Troops wait as deadline draws near

Troops were poised to invade Iraq today as US President George W Bush’s deadline for Saddam Hussein to leave Iraq by 1am on Thursday drew near.

Troops were poised to invade Iraq today as US President George W Bush’s deadline for Saddam Hussein to leave Iraq by 1am on Thursday drew near.

:: Convoys of US-led forces moved across the Kuwaiti desert towards Iraq. Around 300,000 British and US soldiers are now ready to strike.

:: RAF and Army servicemen and women posted their final letters and made last calls home before communication lines were shut down.

:: At secret briefings generals and intelligence experts studied 11th-hour reports of Iraqi troop movements.

:: Latest intelligence reports indicate troops on the ground could face a last-ditch chemical weapons assault from Saddam Hussein’s desperate regime.

:: British service personnel have now been ordered to carry protective anti-chemical warfare suits, as well as respirators, with them at all times.

:: British Prime Minister Tony Blair spoke to US President George W Bush for 20 minutes today. Downing Street did not release any further details about the call.

:: Earlier, at Prime Minister’s Question Time in the Commons, Mr Blair led MPs in wishing troops well in the coming conflict and sought to switch attention to post-Saddam Iraq.

He said: “Our quarrel is not with the Iraqi people. The Iraqi people are the principal victims of Saddam Hussein.”

:: Mr Blair also met key ministers and officials, expected to form a War Cabinet once hostilities begin, at Downing Street. They included the Chief of Defence Staff Admiral Sir Michael Boyce, Deputy Prime Minister John Prescott, Foreign Secretary Jack Straw, Defence Secretary Geoff Hoon, Home Secretary David Blunkett, International Development Secretary Clare Short, Chancellor Gordon Brown and Labour Party chairman John Reid.

The heads of the intelligence agencies – MI5, MI6 and GCHQ – would almost certainly also have been there too.

:: Tomorrow Mr Blair was set to confront French President Jacques Chirac over his threat to wield a United Nations veto, which scuppered diplomatic efforts to force Saddam Hussein to disarm himself of weapons of mass destruction.

They are set to clash head-on at a dinner before a long-scheduled EU summit in Brussels.
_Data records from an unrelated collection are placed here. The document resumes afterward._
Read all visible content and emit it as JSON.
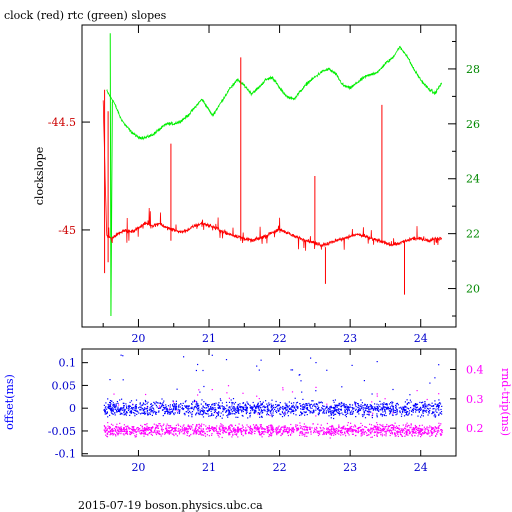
{
  "page_title": "clock (red) rtc (green) slopes",
  "footer": "2015-07-19 boson.physics.ubc.ca",
  "colors": {
    "clock": "#ff0000",
    "rtc": "#00ee00",
    "offset": "#0000ff",
    "rndtrip": "#ff00ff",
    "axis": "#000000"
  },
  "chart_data": [
    {
      "type": "line",
      "ylabel": "clockslope",
      "y2label": "",
      "xlim": [
        19.2,
        24.5
      ],
      "xticks": [
        20,
        21,
        22,
        23,
        24
      ],
      "xtick_labels": [
        "20",
        "21",
        "22",
        "23",
        "24"
      ],
      "ylim": [
        -45.45,
        -44.05
      ],
      "yticks": [
        -44.5,
        -45
      ],
      "ytick_labels": [
        "-44.5",
        "-45"
      ],
      "y2lim": [
        18.6,
        29.6
      ],
      "y2ticks": [
        20,
        22,
        24,
        26,
        28
      ],
      "y2tick_labels": [
        "20",
        "22",
        "24",
        "26",
        "28"
      ],
      "series": [
        {
          "axis": "left",
          "color": "#ff0000",
          "x": [
            19.5,
            19.55,
            19.62,
            19.7,
            19.8,
            19.9,
            20.0,
            20.1,
            20.2,
            20.3,
            20.4,
            20.5,
            20.6,
            20.7,
            20.8,
            20.9,
            21.0,
            21.1,
            21.2,
            21.3,
            21.4,
            21.5,
            21.6,
            21.7,
            21.8,
            21.9,
            22.0,
            22.1,
            22.2,
            22.3,
            22.4,
            22.5,
            22.6,
            22.7,
            22.8,
            22.9,
            23.0,
            23.1,
            23.2,
            23.3,
            23.4,
            23.5,
            23.6,
            23.7,
            23.8,
            23.9,
            24.0,
            24.1,
            24.2,
            24.3
          ],
          "values": [
            -44.4,
            -45.03,
            -45.04,
            -45.02,
            -45.0,
            -45.01,
            -44.99,
            -44.97,
            -44.98,
            -44.97,
            -44.99,
            -45.0,
            -45.01,
            -45.0,
            -44.98,
            -44.97,
            -44.98,
            -44.99,
            -45.01,
            -45.02,
            -45.03,
            -45.04,
            -45.05,
            -45.04,
            -45.03,
            -45.01,
            -45.0,
            -45.01,
            -45.03,
            -45.04,
            -45.05,
            -45.06,
            -45.07,
            -45.06,
            -45.05,
            -45.04,
            -45.03,
            -45.02,
            -45.03,
            -45.04,
            -45.05,
            -45.06,
            -45.07,
            -45.06,
            -45.05,
            -45.04,
            -45.04,
            -45.05,
            -45.04,
            -45.04
          ]
        },
        {
          "axis": "right",
          "color": "#00ee00",
          "x": [
            19.55,
            19.6,
            19.65,
            19.7,
            19.75,
            19.8,
            19.9,
            20.0,
            20.1,
            20.2,
            20.3,
            20.4,
            20.5,
            20.6,
            20.7,
            20.8,
            20.9,
            21.0,
            21.05,
            21.1,
            21.2,
            21.3,
            21.4,
            21.5,
            21.6,
            21.7,
            21.8,
            21.9,
            22.0,
            22.1,
            22.2,
            22.3,
            22.4,
            22.5,
            22.6,
            22.7,
            22.8,
            22.9,
            23.0,
            23.1,
            23.2,
            23.3,
            23.4,
            23.5,
            23.6,
            23.7,
            23.8,
            23.9,
            24.0,
            24.1,
            24.2,
            24.3
          ],
          "values": [
            27.2,
            27.0,
            26.8,
            26.5,
            26.2,
            26.0,
            25.7,
            25.5,
            25.5,
            25.6,
            25.8,
            26.0,
            26.0,
            26.1,
            26.3,
            26.6,
            26.9,
            26.5,
            26.3,
            26.5,
            26.9,
            27.3,
            27.6,
            27.4,
            27.1,
            27.3,
            27.6,
            27.7,
            27.3,
            27.0,
            26.9,
            27.2,
            27.5,
            27.7,
            27.9,
            28.0,
            27.8,
            27.4,
            27.3,
            27.5,
            27.7,
            27.8,
            27.9,
            28.2,
            28.4,
            28.8,
            28.5,
            28.0,
            27.6,
            27.3,
            27.1,
            27.5
          ]
        }
      ],
      "spikes": [
        {
          "x": 19.52,
          "values": [
            -44.35,
            -45.2
          ]
        },
        {
          "x": 19.57,
          "values": [
            -44.45,
            -45.15
          ]
        },
        {
          "x": 20.46,
          "values": [
            -44.6,
            -45.05
          ]
        },
        {
          "x": 21.45,
          "values": [
            -44.2,
            -45.05
          ]
        },
        {
          "x": 22.5,
          "values": [
            -44.75,
            -45.05
          ]
        },
        {
          "x": 22.65,
          "values": [
            -45.08,
            -45.25
          ]
        },
        {
          "x": 23.45,
          "values": [
            -44.42,
            -45.05
          ]
        },
        {
          "x": 23.77,
          "values": [
            -45.05,
            -45.3
          ]
        }
      ]
    },
    {
      "type": "scatter",
      "ylabel": "offset(ms)",
      "y2label": "rnd-trip(ms)",
      "xlim": [
        19.2,
        24.5
      ],
      "xticks": [
        20,
        21,
        22,
        23,
        24
      ],
      "xtick_labels": [
        "20",
        "21",
        "22",
        "23",
        "24"
      ],
      "ylim": [
        -0.105,
        0.13
      ],
      "yticks": [
        0.1,
        0.05,
        0,
        -0.05,
        -0.1
      ],
      "ytick_labels": [
        "0.1",
        "0.05",
        "0",
        "-0.05",
        "-0.1"
      ],
      "y2lim": [
        0.105,
        0.47
      ],
      "y2ticks": [
        0.2,
        0.3,
        0.4
      ],
      "y2tick_labels": [
        "0.2",
        "0.3",
        "0.4"
      ],
      "series": [
        {
          "axis": "left",
          "color": "#0000ff",
          "x_range": [
            19.5,
            24.3
          ],
          "center": 0.0,
          "spread": 0.025
        },
        {
          "axis": "right",
          "color": "#ff00ff",
          "x_range": [
            19.5,
            24.3
          ],
          "center": 0.195,
          "spread": 0.03
        }
      ]
    }
  ]
}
:: Iraqi MPs today vowed to sacrifice their lives for Saddam Hussein in an extraordinary session of parliament where they flatly rejected the US ultimatum for their president and his sons to go into exile or face war.

:: The Turkish Government was asking parliament to allow US planes to use its air space, with a vote expected on Thursday.

:: The US military said its aircraft have dropped nearly two million leaflets on Iraq – their biggest drop to date

:: David Kidney, a PPS at the Department of the Environment Food and Rural Affairs, confirmed he had become the sixth ministerial aide to quit the Government over the Iraq crisis.

The MP for Stafford, who resigned after voting for the rebel amendment in the Commons, said he did not think there was sufficient international backing for a war.

:: The Home Office advised the public to keep tinned food, bottled water and a battery-powered torch at home in new guidance on how they could protect themselves in the event of a major terrorist attack in Britain. It stressed there was no specific information that terrorists were planning a large-scale incident, such as a nuclear, chemical or biological attack.

:: The Russian, French and German Foreign Ministers spoke out in a symbolic protest at the United Nations that is unlikely to affect Washington’s resolve to topple Saddam Hussein.

They said that “indisputable facts” had not been produced to show that Iraq was a threat to the US and the Security Council had been brushed aside. Humanitarian aid must now be the council’s focus.